Then day after day there had been the trumpeting sounds of the elephants shuffling by the prison on their way to water, the regular visits of one of their number, Peter’s friend, to thrust in his trunk for a fresh supply of bread and fruit.
The dwarfish little Malay whose task it seemed to be to drive the great beasts to their morning bath, from which they returned muddied and dripping, had twice over, to the recovering lad’s knowledge, shouted at and tried to drive Peter’s friend from the stable door, but on the second occasion he had been so nearly caught by the huge beast that he was satisfied to leave him to his own devices, and Rajah, as Peter had christened him, came and went as he pleased.
Then, after the heat of the day had passed, the head keeper, as Peter called him, came with his followers to bring a fresh supply of their monotonous food and water; and it was he who, at irregular times, would come to change the sentry, peering through one of the holes to make sure that his prisoners were safe, and then going away as silently as he had come.
All this was discussed, as Archie grew stronger, again and again by the two prisoners, and they came to the conclusion that they must be deeply buried in an out-of-the-way part of the jungle from which it would be impossible for them to escape, and that that was the reason for so little attention being paid to their security.
“That’s it, Pete,” Archie had declared. “They know we can’t get away, or else there would be more regularity about our guard, and whoever is on sentry would not disappear as soon as it is dark.”
Peter’s answer repeated itself with additional force on this particular night of Archie’s watch, for the lad had said, “They know ’tain’t safe, sir. It’s my belief that if the sentry kept guard there one night, he would never do it again.”
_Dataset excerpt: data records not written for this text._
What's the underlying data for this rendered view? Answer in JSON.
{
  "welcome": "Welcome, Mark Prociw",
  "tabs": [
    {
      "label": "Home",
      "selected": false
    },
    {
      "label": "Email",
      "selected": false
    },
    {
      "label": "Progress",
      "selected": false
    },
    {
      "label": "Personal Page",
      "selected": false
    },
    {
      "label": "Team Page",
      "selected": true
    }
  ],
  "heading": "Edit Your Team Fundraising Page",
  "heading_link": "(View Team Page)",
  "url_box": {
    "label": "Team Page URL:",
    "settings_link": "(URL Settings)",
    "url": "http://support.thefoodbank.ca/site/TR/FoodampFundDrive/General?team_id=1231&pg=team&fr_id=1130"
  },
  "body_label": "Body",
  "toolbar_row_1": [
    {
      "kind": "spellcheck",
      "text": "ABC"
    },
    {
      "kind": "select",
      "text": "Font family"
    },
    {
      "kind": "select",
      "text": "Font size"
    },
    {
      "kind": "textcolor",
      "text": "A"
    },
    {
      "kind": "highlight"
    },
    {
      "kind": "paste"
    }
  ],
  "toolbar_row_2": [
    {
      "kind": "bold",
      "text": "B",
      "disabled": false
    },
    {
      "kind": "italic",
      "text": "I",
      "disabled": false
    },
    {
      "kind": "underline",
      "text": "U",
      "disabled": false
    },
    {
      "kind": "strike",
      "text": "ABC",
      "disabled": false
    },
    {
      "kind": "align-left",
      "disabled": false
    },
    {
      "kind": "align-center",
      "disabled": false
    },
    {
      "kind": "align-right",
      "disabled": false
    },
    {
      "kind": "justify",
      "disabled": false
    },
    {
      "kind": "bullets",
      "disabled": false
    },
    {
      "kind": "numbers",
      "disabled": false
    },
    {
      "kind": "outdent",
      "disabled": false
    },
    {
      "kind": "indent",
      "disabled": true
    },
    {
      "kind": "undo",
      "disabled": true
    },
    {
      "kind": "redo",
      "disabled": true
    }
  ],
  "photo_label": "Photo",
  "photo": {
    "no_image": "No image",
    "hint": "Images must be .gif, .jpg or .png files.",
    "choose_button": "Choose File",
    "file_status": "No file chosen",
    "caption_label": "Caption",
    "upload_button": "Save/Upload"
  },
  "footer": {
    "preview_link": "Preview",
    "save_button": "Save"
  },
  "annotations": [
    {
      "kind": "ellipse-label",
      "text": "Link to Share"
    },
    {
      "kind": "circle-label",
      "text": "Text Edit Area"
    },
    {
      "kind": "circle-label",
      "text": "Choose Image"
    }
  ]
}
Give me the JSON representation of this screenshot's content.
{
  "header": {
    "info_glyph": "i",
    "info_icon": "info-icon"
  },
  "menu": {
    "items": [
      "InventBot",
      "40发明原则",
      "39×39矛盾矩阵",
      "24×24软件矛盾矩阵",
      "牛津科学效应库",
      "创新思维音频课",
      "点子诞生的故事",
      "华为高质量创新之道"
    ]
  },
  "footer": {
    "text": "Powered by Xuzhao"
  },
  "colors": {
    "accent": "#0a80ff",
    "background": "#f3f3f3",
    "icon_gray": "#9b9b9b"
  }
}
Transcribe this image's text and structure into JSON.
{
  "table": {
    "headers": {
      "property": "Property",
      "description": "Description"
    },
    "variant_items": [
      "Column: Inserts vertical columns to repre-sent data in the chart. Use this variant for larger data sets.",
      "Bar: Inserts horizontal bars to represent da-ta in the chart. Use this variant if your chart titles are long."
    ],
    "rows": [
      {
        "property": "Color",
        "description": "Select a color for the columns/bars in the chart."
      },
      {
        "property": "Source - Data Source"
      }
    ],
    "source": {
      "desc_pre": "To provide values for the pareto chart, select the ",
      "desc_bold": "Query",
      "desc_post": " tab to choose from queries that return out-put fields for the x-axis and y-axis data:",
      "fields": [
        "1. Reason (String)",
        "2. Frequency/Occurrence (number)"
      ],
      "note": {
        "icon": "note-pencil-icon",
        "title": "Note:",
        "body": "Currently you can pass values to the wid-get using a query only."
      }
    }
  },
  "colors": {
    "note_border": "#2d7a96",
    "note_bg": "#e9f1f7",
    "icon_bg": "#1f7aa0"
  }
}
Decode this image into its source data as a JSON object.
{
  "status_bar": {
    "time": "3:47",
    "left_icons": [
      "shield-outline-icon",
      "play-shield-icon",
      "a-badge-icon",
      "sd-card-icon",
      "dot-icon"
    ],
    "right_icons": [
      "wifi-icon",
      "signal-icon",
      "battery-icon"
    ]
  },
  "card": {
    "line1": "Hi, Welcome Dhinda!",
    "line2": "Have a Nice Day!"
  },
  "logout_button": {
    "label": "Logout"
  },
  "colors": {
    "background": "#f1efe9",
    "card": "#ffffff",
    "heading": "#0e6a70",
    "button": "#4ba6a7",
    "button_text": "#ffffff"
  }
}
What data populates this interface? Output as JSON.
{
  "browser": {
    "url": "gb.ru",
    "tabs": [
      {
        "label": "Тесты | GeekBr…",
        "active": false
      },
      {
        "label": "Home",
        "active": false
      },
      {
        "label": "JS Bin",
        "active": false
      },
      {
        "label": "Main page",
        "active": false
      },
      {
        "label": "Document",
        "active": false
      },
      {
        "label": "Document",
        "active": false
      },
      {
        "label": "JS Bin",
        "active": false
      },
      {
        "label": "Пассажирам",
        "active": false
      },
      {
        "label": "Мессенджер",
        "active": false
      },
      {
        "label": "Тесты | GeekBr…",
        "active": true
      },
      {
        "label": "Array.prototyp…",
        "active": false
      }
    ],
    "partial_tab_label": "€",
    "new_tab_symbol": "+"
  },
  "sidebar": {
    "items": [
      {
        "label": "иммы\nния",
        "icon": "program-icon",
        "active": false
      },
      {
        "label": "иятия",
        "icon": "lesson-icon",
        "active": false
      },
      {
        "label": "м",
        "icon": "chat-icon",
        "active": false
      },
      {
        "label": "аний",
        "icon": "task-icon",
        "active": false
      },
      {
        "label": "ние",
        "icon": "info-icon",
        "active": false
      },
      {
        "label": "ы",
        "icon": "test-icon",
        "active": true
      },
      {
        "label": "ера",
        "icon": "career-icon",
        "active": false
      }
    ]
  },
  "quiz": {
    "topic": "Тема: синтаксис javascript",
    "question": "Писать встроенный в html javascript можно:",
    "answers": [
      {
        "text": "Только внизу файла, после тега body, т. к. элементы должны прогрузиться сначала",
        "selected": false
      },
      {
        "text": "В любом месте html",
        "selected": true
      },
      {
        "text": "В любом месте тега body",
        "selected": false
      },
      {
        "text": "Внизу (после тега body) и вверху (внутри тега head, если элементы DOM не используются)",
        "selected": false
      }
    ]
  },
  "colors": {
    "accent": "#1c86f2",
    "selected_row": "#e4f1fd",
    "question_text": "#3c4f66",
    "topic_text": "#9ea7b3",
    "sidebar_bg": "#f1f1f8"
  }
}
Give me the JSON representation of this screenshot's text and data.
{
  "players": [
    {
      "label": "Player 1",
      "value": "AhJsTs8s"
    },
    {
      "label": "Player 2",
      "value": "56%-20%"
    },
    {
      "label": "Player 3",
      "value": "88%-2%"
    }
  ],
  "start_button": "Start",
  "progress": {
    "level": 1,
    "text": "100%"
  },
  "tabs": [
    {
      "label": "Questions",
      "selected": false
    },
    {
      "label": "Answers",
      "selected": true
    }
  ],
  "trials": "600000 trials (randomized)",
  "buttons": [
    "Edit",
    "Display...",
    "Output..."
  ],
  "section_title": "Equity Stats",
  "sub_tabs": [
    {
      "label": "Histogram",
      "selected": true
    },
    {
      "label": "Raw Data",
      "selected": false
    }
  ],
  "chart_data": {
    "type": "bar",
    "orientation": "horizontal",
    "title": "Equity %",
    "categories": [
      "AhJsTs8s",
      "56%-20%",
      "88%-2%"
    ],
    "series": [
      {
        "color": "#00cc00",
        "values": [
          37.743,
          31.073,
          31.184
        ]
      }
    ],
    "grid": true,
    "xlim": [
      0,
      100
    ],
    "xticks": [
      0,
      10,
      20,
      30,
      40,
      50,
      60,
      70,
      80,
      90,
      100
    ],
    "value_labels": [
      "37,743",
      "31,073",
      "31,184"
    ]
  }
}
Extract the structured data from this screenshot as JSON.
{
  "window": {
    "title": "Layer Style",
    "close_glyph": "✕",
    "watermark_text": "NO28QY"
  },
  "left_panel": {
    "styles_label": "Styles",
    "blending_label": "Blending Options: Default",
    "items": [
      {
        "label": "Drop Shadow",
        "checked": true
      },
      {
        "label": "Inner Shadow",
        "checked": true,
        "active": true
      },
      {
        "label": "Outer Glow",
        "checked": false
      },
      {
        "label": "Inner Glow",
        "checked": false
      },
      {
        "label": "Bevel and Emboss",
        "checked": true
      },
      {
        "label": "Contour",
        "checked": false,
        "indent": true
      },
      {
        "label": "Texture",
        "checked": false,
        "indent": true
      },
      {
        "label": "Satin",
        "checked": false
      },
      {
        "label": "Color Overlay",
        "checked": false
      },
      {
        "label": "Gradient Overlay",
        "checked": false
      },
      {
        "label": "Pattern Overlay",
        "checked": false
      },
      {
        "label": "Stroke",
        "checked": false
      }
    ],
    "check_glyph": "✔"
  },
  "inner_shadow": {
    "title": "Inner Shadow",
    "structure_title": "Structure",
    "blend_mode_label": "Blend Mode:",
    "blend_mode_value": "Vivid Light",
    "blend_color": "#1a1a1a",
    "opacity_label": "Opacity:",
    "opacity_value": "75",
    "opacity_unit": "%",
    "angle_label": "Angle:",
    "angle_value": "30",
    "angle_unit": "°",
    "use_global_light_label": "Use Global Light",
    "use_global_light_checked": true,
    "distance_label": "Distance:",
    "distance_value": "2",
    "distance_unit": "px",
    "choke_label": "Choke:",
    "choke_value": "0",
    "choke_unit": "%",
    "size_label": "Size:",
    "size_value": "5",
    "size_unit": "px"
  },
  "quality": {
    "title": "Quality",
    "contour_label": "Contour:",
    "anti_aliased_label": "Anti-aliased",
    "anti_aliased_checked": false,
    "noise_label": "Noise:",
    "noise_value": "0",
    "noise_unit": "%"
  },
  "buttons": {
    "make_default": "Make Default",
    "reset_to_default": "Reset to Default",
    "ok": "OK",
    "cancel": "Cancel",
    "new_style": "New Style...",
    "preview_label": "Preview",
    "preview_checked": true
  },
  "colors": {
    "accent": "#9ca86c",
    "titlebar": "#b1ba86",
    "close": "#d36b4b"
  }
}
“Poor Peter!” thought Archie as, refreshed by his draught of water, he began slowly to pace the rustling floor again. “In such a silent night as this,” he mused, “one’s thoughts ought to flow easily enough, and I was hopeful that when he came back I should have hit out some better plan for our escape; but ever since that horrible night all power of thinking seems to have gone. Sometimes I do get fancying that the power is coming back, but it is only for me to seem weaker again, and— Oh, I wish I had not let him go! I am too cowardly now to be left alone, and—”
R-a-a-a-ah!
Archie started into his old position, for once more, apparently from close at hand, came the deep-toned, savage, snarling roar of some huge tiger that had approached the big stable without a sound, and in imagination Archie could see its fiery, glaring eyes distended with a gaze that seemed to pierce the woven wall, as, with the soft white fur of its under parts brushing the earth, it gathered itself up ready to dash like some living catapult clean through the frail partition to his very feet.
“To impale itself, if I am lucky,” thought Archie. And then the silence continued for what seemed to be an hour, before, in the hope that the monster had once more stolen away as silently as it had come, the young man once again ventured to recommence the duties of his lonely, rustling beat. And now again he was attacked by his former horrible dread. The imaginary picture was in all its force. Poor Peter must have been followed by the tiger and dragged down helplessly to a horrible death; and, yes—for it was all too clear—this was indeed the reason why they were not guarded at night.